2. ISDA Notices Hub:

In response to the problems caused by difficulties and delays in delivering termination notices, such as where the notice address has changed but the counterparty has not been notified, or around events like the onset of the Covid-19 pandemic and Russia’s 2022 invasion of Ukraine, ISDA is proposing to set up an electronic “Notices Hub.” A relevant notice—such as a termination notice under the ISDA 2002 Master Agreement– would be considered “delivered” using the Notices Hub at the point in time when Notices Hub makes the notice available to the recipient on the platform – in other words, the first point in time at which the recipient would have been able to access the notice on the Notices Hub had it attempted to do so. The Notices Hub can also send alerts to the recipient once a notice is logged and set reminders to participants to update notice addresses. ISDA are currently undertaking a survey to establish jurisdictions where electronic service may be problematic from a legal certainty perspective. Physical delivery will still be a valid alternative.

Before advancing, ISDA will also seek assurance from the market that this product will be adopted widely as they estimate that it will need around 80-90% take up for it to be effective. If approved, the Notices Hub will use an existing market platform which should assist with data protection and confidentiality issues. ISDA recognised that they will need to ensure that different types of notice are treated accordingly. It is expected that the market platform will charge dealers for the service but not buy-side market participants, and if implemented, there will be a protocol launched to facilitate adoption.

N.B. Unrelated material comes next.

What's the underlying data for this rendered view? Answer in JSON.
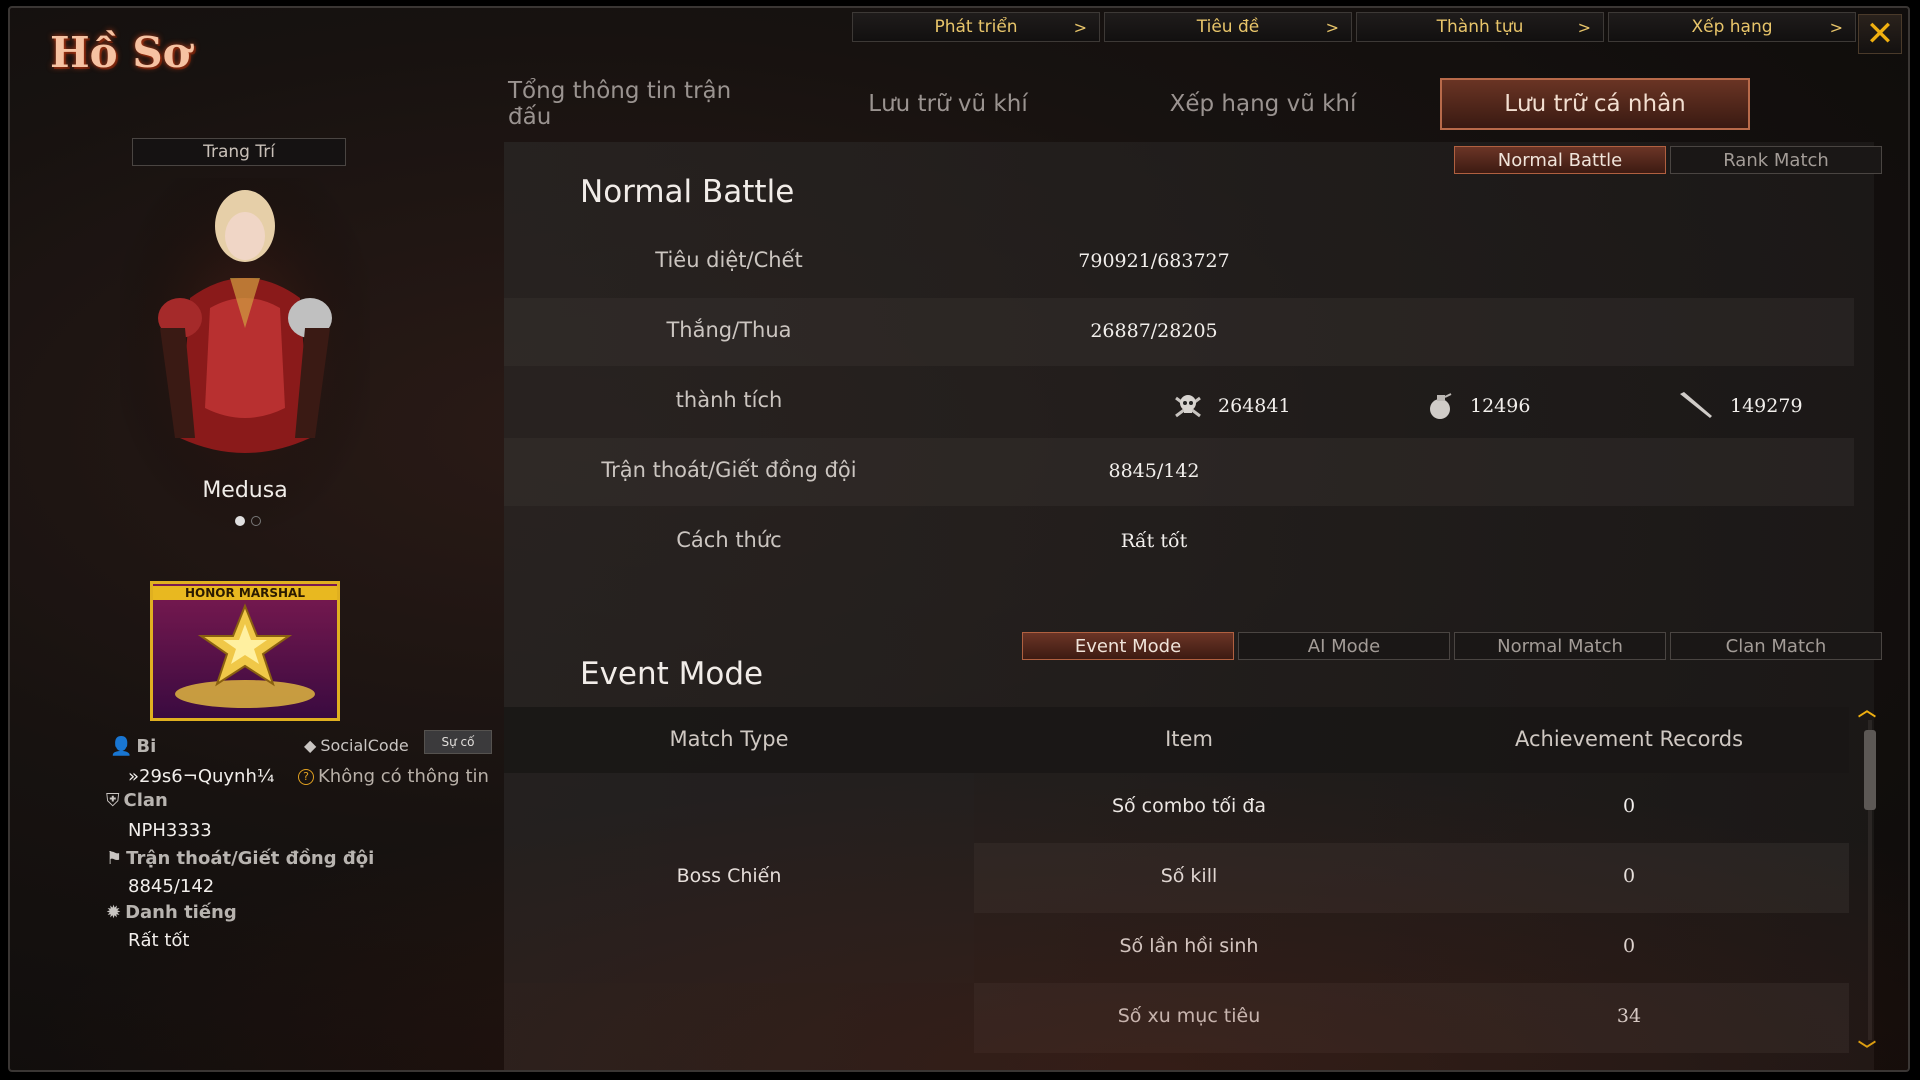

They mentioned that resolution authorities may have statutory restrictions on method of serving, but still see value in the Notices Hub.

3. Digital Assets Documentation:

ISDA has published its new ISDA Digital Asset Definitions, which are designed to allow parties to document cash-settled forward and option contracts referencing Bitcoin and Ether. This scope was chosen to allow the Definitions to be developed with specific use cases, but many of the legal and risk issues addressed in the Definitions will be relevant for a broader range of digital assets. During the development of the Definitions, several specific issues for such assets were identified, for example the importance of the price source selection and the treatment of forks. ISDA used a modular drafting approach to allow flexibility in adding further product coverage, given the evolving nature of products. ISDA has noted less market interest than previously anticipated, in large part due to the events in the cryptocurrency markets in late 2022 as the Definitions were being finalized.

4. ISDA Sanctions Whitepaper:

ISDA previously published a sanctions whitepaper in 2019 and a guidance note in 2020. As relevant, they have liaised with sanctions authorities in various jurisdictions to seek clarification of various market issues, including facilitation. ISDA is now preparing a new whitepaper (to be published before year-end). Whilst the same high-level considerations will apply, the new paper will update the 2019 paper in light of intervening sanctions and the much broader set of participants now affected by them. ISDA continues to be involved in discussions with sanctions authorities, for clarification purposes, but also to assist in ensuring the sanctions are, to the extent possible, co-ordinated between authorities and are clear in the context of the market.

Minute 3: Any other business

There was no other business to discuss.